As empresas públicas representam o obstáculo mais difícil de ser superado para a universalização do saneamento no Brasil: o corporativo e ideológico. Responsáveis pelo atendimento de mais de 70% das cidades do País, a maior parte delas gasta mais com a folha de funcionários do que com investimentos e é contrária à transparência e à concorrência do setor privado.
As empresas públicas estaduais estão trabalhando contra a aprovação do novo marco do saneamento, que será votado amanhã. Não é surpresa. Elas estão entre as grandes interessadas na manutenção do quadro atual de ineficiência, desperdício e baixa qualidade de serviço.
Uma maneira de observar a baixa produtividade das estatais de saneamento é comparar seus números com os indicadores das suas similares administradas pelo setor privado. Entre 2007 e 2018, o salário médio das estatais aumentou 150%. Nesse mesmo período, o rendimento médio dos funcionários do setor privado, aumentou bem menos, 100%. O rendimento médio de alguém empregado numa estatal é 2,4 vezes o de seu colega que bate o ponto no setor privado.

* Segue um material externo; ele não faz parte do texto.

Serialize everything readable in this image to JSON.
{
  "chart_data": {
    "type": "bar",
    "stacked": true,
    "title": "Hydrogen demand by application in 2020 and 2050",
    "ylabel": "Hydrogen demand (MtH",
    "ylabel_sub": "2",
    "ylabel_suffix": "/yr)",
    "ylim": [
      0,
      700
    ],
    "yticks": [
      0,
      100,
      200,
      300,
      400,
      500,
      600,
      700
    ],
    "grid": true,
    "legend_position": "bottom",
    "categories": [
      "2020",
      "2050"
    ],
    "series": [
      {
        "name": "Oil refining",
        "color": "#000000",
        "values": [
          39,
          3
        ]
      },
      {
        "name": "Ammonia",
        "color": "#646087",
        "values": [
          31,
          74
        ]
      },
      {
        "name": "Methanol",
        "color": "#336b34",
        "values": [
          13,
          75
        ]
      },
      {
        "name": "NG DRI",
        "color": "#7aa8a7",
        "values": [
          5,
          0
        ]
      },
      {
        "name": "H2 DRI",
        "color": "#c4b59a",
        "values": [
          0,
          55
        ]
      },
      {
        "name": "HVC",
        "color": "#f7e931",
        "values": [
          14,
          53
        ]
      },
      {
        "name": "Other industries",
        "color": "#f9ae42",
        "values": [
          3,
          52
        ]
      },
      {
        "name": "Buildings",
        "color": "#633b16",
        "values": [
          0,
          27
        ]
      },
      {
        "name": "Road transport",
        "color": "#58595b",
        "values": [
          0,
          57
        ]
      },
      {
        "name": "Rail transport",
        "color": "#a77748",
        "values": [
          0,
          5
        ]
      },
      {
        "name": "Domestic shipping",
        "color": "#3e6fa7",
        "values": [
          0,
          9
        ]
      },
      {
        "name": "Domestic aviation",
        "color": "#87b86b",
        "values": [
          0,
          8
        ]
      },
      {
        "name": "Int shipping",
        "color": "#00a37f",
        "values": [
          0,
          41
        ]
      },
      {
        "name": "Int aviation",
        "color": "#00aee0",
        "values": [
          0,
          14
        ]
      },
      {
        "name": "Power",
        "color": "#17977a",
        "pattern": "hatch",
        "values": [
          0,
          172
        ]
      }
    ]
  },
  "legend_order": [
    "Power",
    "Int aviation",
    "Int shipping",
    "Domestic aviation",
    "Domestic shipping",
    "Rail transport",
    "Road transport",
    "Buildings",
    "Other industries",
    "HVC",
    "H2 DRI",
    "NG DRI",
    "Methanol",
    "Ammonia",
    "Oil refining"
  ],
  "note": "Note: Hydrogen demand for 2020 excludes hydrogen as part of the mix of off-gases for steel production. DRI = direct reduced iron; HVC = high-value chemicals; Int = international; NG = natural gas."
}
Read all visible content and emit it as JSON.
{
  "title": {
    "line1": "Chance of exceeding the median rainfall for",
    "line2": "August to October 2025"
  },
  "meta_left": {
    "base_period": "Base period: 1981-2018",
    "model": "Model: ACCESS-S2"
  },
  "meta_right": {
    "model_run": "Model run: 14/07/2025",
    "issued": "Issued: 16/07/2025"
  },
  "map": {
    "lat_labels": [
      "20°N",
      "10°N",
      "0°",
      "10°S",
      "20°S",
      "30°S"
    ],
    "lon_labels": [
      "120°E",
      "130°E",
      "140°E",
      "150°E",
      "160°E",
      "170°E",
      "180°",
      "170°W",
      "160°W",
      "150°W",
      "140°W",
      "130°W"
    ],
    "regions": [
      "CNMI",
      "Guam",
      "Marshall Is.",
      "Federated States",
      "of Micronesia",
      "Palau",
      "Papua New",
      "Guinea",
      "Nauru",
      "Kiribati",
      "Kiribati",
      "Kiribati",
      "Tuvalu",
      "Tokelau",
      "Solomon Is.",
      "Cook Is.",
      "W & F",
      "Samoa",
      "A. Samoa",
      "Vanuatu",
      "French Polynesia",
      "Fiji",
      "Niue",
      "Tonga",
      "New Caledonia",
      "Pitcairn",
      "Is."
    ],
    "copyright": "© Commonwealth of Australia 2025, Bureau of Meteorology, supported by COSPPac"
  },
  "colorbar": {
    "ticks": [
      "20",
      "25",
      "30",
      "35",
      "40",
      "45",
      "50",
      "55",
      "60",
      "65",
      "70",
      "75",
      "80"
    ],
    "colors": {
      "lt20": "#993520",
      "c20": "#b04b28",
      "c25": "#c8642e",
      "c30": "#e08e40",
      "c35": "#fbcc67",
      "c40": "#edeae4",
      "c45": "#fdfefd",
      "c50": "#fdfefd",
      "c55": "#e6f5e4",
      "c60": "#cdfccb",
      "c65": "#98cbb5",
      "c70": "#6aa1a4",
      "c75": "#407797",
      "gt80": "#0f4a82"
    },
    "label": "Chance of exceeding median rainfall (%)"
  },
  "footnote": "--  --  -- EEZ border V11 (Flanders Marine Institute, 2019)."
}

Note-se o fato óbvio de que, apesar da disparidade nos contracheques, os executivos e empregados recebem seu dinheiro para executar funções análogas. O Ministério da Economia fez as contas e concluiu que poderiam ser poupados R$ 78 bilhões de reais nesse período se as estatais pagassem para os seus colaboradores valores semelhantes aos desembolsados no setor privado.
Tome-se o caso da Caema, no Maranhão. Entre 2013 e 2017, a despesa com a folha de salários aumentou 250%, enquanto o total aplicado nos investimentos ficou estagnado. Os seus gastos com os empregados equivalem ao triplo daquilo aplicado em obras de saneamento.
Longe de ser um caso isolado, o exemplo maranhense tem se repetido em muitos outros estados. Estudos indicam que os reajustes nas tarifas foram usados para ampliar a despesa com empregados, e não com os investimentos necessários.
O novo marco do saneamento básico traz a oportunidade de atrair investidores para o setor e acirrar a concorrência, expondo à luz do sol a ineficiência dessas das estatais, responsáveis pelo abastecimento de nove a cada dez residências no país.
Existe dinheiro, faltam competência e empenho
A ineficiência pública é tamanha que, ao contrário do que se possa imaginar, há recursos disponíveis para acelerar os investimentos em saneamento. São bilhões de reais parados na Caixa Econômica Federal e no BNDES que poderiam estar financiando projetos essenciais de água e esgoto, mas não são utilizados por causa da incompetência técnica e falta de empenho dos governantes e de suas estatais. As dificuldades começam logo no início, de acordo com os especialistas. Os projetos apresentados são malfeitos e não atendem aos requisitos técnicos. Resultado: obras emergenciais acabam nunca saindo do papel, mesmo havendo o financiamento necessário.
Mesmo quando o dinheiro é liberado, entretanto, os projetos nem sempre vão adiante. Praticamente metade dos projetos financiados com recursos federais estão paralisados. E qual a razão? Em boa parte dos casos, são selecionados prestadores de serviços incapazes de executar o projeto e abandonam o canteiro de obras. O objetivo, afinal de contas, nunca havia sido concluir a construção no prazo estipulado.
A universalização do saneamento básico só será possível com a superação de três obstáculos. O primeiro é regulatório –que, espera-se, será eliminado com a nova legislação a ser aprovada pelo Congresso. O segundo é de ordem técnica, que, com a abertura do mercado e o incentivo à competição, também poderá ser reduzido em breve. O obstáculo mais difícil de ser superado é o corporativo e ideológico, representado pela turma contrária à transparência e à concorrência do setor privado. É essa a barreira que tem condenado 100 milhões de brasileiros a sofrer diariamente as consequências financeiras e sanitárias de viver sem o direito básico da coleta de esgoto.